Cuba tried to enlist a noted American journalist to spy on members of the Cuban exile community and prominent Cuban-American citizens.
That disclosure comes from a new book by the journalist, Robert Eringer.
He asserts that representatives from the Cuban Interests Section in Washington, D.C., in 1999 sought to recruit him to obtain financial information on three Cuban-American legislators — Reps. Ileana Ros-Lehtinen and Lincoln Diaz-Balart of Florida and New Jersey Sen. Robert Menendez.
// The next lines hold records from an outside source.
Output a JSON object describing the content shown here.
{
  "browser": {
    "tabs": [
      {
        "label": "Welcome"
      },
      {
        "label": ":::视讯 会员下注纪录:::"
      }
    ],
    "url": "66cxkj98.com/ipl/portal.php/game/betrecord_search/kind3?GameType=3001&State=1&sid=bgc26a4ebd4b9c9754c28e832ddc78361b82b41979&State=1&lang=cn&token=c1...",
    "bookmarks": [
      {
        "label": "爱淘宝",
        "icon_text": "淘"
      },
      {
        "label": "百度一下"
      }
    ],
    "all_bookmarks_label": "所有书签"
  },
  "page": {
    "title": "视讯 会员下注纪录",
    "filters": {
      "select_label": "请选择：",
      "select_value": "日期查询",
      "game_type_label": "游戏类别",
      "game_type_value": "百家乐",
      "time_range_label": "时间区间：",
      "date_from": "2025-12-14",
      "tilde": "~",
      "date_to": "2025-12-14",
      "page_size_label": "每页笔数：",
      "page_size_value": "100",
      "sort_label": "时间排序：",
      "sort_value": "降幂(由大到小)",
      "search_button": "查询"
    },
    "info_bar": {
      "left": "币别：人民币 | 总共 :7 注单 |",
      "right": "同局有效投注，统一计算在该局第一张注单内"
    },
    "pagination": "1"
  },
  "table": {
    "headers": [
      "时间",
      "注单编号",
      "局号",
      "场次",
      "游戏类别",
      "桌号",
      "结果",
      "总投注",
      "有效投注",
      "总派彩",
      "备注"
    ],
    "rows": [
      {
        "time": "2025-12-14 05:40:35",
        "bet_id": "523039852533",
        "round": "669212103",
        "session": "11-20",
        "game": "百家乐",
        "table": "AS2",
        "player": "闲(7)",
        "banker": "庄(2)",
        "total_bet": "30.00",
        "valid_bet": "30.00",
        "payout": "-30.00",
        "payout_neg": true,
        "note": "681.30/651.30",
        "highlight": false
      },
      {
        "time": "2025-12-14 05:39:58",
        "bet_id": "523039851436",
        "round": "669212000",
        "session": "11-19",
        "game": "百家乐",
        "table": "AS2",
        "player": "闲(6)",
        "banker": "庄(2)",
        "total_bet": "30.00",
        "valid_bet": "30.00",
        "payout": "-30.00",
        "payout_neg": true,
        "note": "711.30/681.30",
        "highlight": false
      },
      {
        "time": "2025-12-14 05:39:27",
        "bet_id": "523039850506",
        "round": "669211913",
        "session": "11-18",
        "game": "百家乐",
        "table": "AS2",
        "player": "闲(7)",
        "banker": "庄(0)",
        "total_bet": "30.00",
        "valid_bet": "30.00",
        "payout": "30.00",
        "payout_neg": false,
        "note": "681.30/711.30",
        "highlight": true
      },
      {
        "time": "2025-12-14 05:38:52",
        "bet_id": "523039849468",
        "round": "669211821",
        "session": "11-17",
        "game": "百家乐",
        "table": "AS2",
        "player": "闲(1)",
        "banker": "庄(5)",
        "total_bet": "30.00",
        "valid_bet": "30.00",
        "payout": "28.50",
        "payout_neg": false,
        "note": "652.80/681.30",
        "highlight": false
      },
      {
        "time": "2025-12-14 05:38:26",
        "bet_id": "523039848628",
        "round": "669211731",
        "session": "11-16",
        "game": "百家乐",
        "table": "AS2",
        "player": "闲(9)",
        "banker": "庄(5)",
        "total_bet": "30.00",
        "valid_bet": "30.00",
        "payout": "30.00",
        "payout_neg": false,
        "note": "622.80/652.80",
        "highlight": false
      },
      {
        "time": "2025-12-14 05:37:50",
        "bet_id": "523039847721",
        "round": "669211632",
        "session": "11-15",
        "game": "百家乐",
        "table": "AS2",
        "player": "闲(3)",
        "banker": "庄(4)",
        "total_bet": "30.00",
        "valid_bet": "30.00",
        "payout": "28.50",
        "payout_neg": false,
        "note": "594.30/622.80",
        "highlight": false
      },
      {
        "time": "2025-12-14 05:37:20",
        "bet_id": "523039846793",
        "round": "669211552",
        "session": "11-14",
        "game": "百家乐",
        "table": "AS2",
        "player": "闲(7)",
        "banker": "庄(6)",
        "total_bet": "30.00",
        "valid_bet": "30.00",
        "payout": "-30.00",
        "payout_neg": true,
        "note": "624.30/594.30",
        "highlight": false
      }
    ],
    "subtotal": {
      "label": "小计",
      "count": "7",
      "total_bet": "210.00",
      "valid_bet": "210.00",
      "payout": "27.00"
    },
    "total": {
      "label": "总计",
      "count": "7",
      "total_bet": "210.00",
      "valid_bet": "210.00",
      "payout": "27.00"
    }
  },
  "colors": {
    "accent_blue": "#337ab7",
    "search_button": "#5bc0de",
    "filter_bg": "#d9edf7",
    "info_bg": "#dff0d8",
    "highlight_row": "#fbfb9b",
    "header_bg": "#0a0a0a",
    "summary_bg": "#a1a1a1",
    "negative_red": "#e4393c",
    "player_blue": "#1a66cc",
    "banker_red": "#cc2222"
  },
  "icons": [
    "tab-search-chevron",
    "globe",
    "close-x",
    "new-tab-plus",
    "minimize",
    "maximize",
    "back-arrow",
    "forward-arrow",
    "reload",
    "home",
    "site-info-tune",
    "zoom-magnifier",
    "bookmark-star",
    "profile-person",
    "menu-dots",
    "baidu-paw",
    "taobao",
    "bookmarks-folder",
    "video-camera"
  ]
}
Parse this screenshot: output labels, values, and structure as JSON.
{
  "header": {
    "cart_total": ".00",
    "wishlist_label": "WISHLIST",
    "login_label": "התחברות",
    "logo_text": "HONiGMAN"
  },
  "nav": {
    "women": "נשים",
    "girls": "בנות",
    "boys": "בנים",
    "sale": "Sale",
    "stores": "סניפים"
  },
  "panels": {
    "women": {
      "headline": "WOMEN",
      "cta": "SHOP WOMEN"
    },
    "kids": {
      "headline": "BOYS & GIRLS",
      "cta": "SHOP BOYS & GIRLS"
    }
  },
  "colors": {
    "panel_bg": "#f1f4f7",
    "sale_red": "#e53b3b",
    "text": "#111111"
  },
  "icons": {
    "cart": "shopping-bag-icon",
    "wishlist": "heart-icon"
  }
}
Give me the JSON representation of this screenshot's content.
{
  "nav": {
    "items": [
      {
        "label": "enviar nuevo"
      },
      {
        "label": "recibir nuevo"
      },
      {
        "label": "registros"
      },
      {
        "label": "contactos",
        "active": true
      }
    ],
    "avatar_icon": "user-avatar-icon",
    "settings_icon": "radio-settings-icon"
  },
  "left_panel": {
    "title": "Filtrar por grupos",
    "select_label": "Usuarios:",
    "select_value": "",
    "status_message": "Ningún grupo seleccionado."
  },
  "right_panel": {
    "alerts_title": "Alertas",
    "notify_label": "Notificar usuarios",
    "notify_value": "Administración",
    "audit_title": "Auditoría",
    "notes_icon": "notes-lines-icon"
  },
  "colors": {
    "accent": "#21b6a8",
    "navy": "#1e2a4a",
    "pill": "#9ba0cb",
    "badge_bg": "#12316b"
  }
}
They also wanted him to infiltrate the anti-Castro Cuban American National Foundation.
In exchange, the Cubans promised him exclusive contacts and business opportunities in Cuba, according to Eringer’s book, “Ruse: Undercover with FBI Counterintelligence.”
What the Cubans didn’t know was that Eringer was at the time working as an undercover FBI agent.
“Of course, at the FBI they went crazy with the case,” Eringer told the Miami Herald. “A Cuban intelligence officer asking me, a U.S. citizen, for help spying on other U.S. citizens on U.S. soil was something completely incompatible with his diplomatic status.”
Eringer, who has also been a novelist, literary agent and private intelligence consultant, worked for the FBI from 1993 to 2002. His mission was to capture Edward Lee Howard, a spy who had deserted the CIA and moved to Moscow.
Eringer posed as a literary agent interested in publishing Howard’s memoirs. He met with Howard in Moscow in 1994, and Howard pulled strings with Cuban intelligence to allow Eringer to travel with him to Havana in 1999.
The U.S. planned to arrest Howard during a layover at an international airport, according to the Herald. But the plan was aborted by then-President Bill Clinton over fears it could jeopardize Russian-American relations.
Howard was found dead in Moscow in 2002.